NYPD Commissioner Jessica Tisch says her plan to split the Bronx patrol zone in two will add nearly 200 officers in an effort to sharpen the department’s focus on persistent crime in the borough.
The plan also adds administrative staff and new leadership to oversee the commands. But while some Bronx officials say they are eager for the extra resources, others are raising questions about where the officers will actually come from.
Tisch announced Tuesday that the change will be implemented this spring, creating Bronx North and Bronx South commands, each with its own leadership structure. Other than Staten Island, the Bronx is the only borough currently operating under a single patrol command overseeing all of its precincts.
The Bronx accounts for more than a third of all citywide shootings and nearly as much major crime as Brooklyn, which has a much higher population, according to Tisch. NYPD data shows crime in the Bronx has remained stubbornly high amid declines in other parts of the city since the pandemic.
"They're not asking for special treatment," Tisch said. "They're asking a reasonable question about fairness and capacity."
The department declined to provide a detailed cost or staffing breakdown for her plan. A November budget plan made public when the split was first decided showed the NYPD added $16 million in Bronx-related spending in the fiscal year 2028 budget.

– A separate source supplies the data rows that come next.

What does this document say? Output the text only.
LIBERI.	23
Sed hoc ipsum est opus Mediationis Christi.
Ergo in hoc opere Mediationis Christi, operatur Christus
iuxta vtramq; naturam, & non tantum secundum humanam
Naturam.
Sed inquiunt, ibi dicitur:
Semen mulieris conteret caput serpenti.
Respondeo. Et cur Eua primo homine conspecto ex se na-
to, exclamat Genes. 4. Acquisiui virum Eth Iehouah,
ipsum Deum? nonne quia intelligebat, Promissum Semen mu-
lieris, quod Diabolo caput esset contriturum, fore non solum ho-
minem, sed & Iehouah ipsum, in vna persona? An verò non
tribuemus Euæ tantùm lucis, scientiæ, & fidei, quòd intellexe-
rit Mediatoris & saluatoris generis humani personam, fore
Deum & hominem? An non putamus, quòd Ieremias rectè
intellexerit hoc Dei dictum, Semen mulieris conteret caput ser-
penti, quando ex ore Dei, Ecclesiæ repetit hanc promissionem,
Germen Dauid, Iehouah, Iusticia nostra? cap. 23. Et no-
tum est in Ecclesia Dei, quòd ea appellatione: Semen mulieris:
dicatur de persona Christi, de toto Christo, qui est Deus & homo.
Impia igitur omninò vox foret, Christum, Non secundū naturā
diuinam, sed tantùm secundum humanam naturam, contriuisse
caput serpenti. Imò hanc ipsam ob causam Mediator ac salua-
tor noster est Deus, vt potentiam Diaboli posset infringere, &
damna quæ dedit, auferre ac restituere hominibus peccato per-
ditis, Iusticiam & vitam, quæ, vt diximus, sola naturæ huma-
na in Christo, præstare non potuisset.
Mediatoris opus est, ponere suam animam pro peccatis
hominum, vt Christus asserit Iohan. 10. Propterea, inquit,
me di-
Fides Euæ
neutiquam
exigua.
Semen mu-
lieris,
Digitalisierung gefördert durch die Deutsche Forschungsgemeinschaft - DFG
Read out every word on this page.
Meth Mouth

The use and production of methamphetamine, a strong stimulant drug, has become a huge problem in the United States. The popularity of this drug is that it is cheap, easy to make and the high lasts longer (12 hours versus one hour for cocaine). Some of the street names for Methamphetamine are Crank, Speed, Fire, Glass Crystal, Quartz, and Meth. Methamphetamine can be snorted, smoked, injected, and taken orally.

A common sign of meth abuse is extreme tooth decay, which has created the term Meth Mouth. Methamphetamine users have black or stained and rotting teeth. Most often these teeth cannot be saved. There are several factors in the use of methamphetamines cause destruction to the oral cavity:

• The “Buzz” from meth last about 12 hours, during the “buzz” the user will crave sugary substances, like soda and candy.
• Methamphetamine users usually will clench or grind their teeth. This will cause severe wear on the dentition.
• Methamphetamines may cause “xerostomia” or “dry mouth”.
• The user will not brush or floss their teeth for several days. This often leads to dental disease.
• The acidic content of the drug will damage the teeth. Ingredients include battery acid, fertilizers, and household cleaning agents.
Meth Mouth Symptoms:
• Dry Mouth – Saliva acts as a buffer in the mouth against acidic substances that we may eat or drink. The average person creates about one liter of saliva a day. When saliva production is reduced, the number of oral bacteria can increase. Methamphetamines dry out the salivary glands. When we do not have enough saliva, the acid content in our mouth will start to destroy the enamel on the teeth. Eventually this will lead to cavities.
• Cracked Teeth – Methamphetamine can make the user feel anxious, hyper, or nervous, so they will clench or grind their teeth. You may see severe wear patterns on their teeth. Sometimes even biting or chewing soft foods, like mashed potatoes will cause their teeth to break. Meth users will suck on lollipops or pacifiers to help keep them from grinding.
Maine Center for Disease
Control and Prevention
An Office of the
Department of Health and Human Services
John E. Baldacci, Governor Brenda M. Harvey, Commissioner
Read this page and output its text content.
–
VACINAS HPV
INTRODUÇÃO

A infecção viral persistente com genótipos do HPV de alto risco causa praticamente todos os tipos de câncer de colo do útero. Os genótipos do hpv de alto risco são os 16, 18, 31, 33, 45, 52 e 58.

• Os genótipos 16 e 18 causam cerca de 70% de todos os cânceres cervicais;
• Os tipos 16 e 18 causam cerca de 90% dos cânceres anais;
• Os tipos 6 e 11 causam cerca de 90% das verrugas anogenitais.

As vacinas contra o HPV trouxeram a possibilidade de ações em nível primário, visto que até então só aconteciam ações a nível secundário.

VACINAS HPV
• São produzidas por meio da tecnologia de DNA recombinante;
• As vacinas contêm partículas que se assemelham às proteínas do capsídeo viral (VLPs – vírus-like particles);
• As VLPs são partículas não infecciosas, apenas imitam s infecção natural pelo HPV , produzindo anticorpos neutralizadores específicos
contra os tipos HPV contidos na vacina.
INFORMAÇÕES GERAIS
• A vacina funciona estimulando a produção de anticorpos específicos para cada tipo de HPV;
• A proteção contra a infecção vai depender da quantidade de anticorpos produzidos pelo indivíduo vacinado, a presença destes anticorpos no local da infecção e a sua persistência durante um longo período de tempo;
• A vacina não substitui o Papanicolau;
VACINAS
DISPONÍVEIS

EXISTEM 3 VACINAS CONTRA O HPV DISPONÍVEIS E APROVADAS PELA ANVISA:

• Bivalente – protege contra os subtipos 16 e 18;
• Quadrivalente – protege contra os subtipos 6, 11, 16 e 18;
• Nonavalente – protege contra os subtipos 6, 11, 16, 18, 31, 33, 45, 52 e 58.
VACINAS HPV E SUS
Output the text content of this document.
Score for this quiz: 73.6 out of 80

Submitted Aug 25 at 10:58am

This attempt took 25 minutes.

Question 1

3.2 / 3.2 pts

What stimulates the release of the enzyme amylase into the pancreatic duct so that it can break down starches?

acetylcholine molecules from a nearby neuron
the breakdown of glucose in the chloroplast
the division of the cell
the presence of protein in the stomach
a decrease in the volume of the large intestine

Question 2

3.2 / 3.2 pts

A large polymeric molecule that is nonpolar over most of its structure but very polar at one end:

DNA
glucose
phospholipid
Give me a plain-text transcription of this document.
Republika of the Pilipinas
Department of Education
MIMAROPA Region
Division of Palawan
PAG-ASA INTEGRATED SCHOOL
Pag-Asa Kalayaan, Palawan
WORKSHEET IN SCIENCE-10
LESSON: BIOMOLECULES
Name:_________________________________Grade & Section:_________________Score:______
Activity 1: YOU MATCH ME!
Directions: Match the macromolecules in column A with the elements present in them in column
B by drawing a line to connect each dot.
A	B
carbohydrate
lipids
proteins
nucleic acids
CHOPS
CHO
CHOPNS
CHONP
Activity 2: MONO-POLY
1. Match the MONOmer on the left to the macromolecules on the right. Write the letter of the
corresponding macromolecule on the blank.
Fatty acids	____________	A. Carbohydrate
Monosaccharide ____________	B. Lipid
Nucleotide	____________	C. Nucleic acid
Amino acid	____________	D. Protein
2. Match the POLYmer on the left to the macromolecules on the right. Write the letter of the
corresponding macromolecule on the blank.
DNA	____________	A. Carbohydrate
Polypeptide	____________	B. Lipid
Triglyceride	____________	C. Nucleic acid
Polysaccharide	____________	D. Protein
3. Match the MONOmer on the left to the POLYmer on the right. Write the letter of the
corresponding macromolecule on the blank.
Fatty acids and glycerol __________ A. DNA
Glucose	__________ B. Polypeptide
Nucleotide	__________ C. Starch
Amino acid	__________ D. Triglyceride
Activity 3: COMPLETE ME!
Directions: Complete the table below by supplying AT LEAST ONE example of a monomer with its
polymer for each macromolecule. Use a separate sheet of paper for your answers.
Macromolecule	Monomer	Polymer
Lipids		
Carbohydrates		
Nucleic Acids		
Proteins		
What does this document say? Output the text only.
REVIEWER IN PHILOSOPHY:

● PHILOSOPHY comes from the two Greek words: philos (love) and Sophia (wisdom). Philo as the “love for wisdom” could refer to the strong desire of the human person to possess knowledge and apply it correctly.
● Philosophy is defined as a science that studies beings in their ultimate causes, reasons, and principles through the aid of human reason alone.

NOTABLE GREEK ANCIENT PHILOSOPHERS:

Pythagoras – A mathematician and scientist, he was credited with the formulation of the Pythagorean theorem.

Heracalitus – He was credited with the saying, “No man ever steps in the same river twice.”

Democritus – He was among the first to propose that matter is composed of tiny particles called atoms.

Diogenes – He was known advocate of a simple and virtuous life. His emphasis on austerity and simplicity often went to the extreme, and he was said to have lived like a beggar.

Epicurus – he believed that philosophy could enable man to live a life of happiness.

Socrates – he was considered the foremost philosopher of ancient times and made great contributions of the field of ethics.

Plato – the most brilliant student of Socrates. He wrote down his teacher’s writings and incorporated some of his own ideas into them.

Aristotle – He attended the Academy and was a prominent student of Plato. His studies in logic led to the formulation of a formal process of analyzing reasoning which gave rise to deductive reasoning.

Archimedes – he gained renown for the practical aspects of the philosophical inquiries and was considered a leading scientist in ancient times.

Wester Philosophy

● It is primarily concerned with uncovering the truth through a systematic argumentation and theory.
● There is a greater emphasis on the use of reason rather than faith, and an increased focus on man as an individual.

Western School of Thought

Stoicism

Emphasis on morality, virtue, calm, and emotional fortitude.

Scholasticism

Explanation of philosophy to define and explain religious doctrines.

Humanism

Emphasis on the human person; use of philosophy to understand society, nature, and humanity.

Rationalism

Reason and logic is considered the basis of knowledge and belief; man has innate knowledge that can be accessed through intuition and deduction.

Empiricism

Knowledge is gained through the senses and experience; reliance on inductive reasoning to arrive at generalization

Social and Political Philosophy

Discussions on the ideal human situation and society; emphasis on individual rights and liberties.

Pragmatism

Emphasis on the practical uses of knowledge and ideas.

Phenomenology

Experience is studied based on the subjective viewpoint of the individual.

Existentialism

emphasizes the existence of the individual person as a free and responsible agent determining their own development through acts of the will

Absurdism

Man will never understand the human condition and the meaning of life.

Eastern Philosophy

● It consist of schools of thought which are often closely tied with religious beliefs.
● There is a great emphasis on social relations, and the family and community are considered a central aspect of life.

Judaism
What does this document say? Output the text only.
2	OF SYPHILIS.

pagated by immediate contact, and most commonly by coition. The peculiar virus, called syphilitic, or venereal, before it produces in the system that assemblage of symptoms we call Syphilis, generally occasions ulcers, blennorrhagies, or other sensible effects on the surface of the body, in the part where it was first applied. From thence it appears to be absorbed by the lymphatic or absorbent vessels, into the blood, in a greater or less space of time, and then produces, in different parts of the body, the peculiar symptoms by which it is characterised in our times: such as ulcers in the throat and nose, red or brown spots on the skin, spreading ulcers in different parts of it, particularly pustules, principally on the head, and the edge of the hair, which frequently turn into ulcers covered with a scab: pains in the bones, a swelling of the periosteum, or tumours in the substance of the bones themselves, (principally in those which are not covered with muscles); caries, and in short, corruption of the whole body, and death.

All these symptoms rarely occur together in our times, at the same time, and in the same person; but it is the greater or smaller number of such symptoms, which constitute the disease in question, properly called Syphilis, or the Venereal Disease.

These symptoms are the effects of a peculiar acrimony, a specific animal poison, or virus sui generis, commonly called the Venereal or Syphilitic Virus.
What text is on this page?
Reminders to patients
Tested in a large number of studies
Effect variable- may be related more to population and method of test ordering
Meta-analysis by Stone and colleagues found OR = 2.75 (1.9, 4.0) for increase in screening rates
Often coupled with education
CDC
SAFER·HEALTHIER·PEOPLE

Kenneth Quick, a policing professor at DeSales University and a former NYPD inspector in charge of personnel, said the department has a long history of shifting resources so “the cost gets masked." He questioned where the roughly 200 officers for the Bronx would come from.
“You sort of robbed Peter to pay Paul," Quick said. “They could just get those officers from a unit that was there anyway and change their command code and now they're saying we have extra officers there."
The NYPD has struggled with recruiting in recent years and has come close to its budgeted head count only after lowering its education standards.
Quick said the split will also double administrative overhead by adding extra chiefs and civilian staff. He said more managers overseeing fewer precincts could increase pressure on officers to generate summonses and arrests.
But George Grasso, a former NYPD first deputy commissioner and a Bronx judge, said the tighter structure should improve results.
"You're tightening up the chain of command, you're tightening up the span of control," he said. “Therefore, in theory, you're going to get a better bang for your buck with the resources that you have."
Bronx District Attorney Darcel Clark said she does not expect the new command structure to lead to more arrests. Instead, she said, a greater police presence could deter crime.
"We've always been under-resourced," she said. "We've never gotten what everybody else has, and then they wanna know why the crime is up in the Bronx."
Clark stressed that community engagement will be critical to the plan’s success.
"It won't be effective unless the police department engages with the community," she said.